A vibrant platter blending cheeses, fruits, nuts, and rosemary for elegant serving and pairing occasions.
# What you'll need:
→ Section 1: To Pair with Chardonnay (White Wine)
01 - 3.5 oz triple-cream brie, sliced
02 - 3.5 oz Gruyère cheese, cubed
03 - 1 small bunch green grapes
04 - 1 crisp apple, sliced
05 - 1.75 oz Marcona almonds
→ Section 2: To Pair with Pinot Noir (Red Wine)
06 - 3.5 oz aged cheddar, cubed
07 - 3.5 oz smoked gouda, sliced
08 - 2.5 oz thinly sliced prosciutto
09 - 2.5 oz sliced salami
10 - 1 cup cherry tomatoes
→ Section 3: To Pair with Sparkling Wine or Rosé
11 - 3.5 oz herbed goat cheese, shaped into a log
12 - 2.5 oz dried apricots
13 - 1.75 oz roasted pistachios
14 - 0.5 cup mixed olives
15 - 1 small cucumber, sliced
→ For Serving and Garnish
16 - 1 baguette, sliced
17 - 1 box assorted crackers
18 - 3–4 fresh rosemary sprigs (for section dividers)
19 - Honey or fig jam (optional)
# Method:
01 - Arrange a large serving platter or board and position rosemary sprigs to create three distinct sections.

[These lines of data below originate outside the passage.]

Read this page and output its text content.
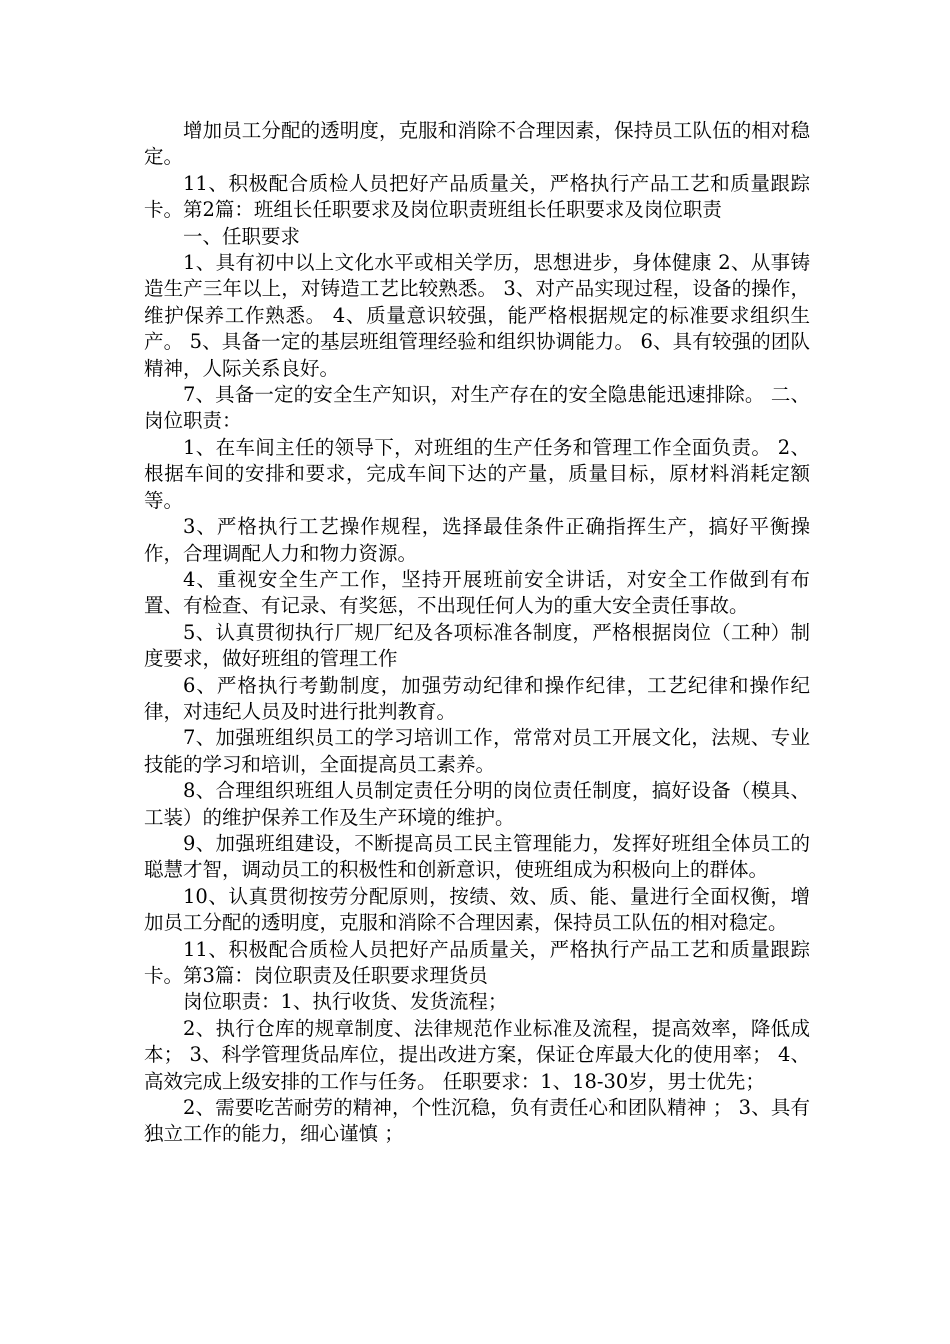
增加员工分配的透明度，克服和消除不合理因素，保持员工队伍的相对稳定。

11、积极配合质检人员把好产品质量关，严格执行产品工艺和质量跟踪卡。第2篇：班组长任职要求及岗位职责班组长任职要求及岗位职责

一、任职要求

1、具有初中以上文化水平或相关学历，思想进步，身体健康 2、从事铸造生产三年以上，对铸造工艺比较熟悉。 3、对产品实现过程，设备的操作，维护保养工作熟悉。 4、质量意识较强，能严格根据规定的标准要求组织生产。 5、具备一定的基层班组管理经验和组织协调能力。 6、具有较强的团队精神，人际关系良好。

7、具备一定的安全生产知识，对生产存在的安全隐患能迅速排除。 二、岗位职责：

1、在车间主任的领导下，对班组的生产任务和管理工作全面负责。 2、根据车间的安排和要求，完成车间下达的产量，质量目标，原材料消耗定额等。

3、严格执行工艺操作规程，选择最佳条件正确指挥生产，搞好平衡操作，合理调配人力和物力资源。

4、重视安全生产工作，坚持开展班前安全讲话，对安全工作做到有布置、有检查、有记录、有奖惩，不出现任何人为的重大安全责任事故。

5、认真贯彻执行厂规厂纪及各项标准各制度，严格根据岗位（工种）制度要求，做好班组的管理工作

6、严格执行考勤制度，加强劳动纪律和操作纪律，工艺纪律和操作纪律，对违纪人员及时进行批判教育。

7、加强班组织员工的学习培训工作，常常对员工开展文化，法规、专业技能的学习和培训，全面提高员工素养。

8、合理组织班组人员制定责任分明的岗位责任制度，搞好设备（模具、工装）的维护保养工作及生产环境的维护。

9、加强班组建设，不断提高员工民主管理能力，发挥好班组全体员工的聪慧才智，调动员工的积极性和创新意识，使班组成为积极向上的群体。

10、认真贯彻按劳分配原则，按绩、效、质、能、量进行全面权衡，增加员工分配的透明度，克服和消除不合理因素，保持员工队伍的相对稳定。

11、积极配合质检人员把好产品质量关，严格执行产品工艺和质量跟踪卡。第3篇：岗位职责及任职要求理货员

岗位职责：1、执行收货、发货流程；

2、执行仓库的规章制度、法律规范作业标准及流程，提高效率，降低成本； 3、科学管理货品库位，提出改进方案，保证仓库最大化的使用率； 4、高效完成上级安排的工作与任务。 任职要求：1、18-30岁，男士优先；

2、需要吃苦耐劳的精神，个性沉稳，负有责任心和团队精神 ； 3、具有独立工作的能力，细心谨慎 ；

02 - Arrange brie, Gruyère, green grapes, apple slices, and Marcona almonds neatly in the first section.
03 - Place aged cheddar, smoked gouda, prosciutto, salami, and cherry tomatoes in the second section.
04 - Organize herbed goat cheese, dried apricots, pistachios, olives, and cucumber slices within the third section.
05 - Fill remaining spaces with baguette slices and assorted crackers around the platter.
06 - Place small bowls of honey or fig jam on the platter if desired.
07 - Present immediately, ensuring rosemary sprigs clearly separate each section for aroma and visual appeal.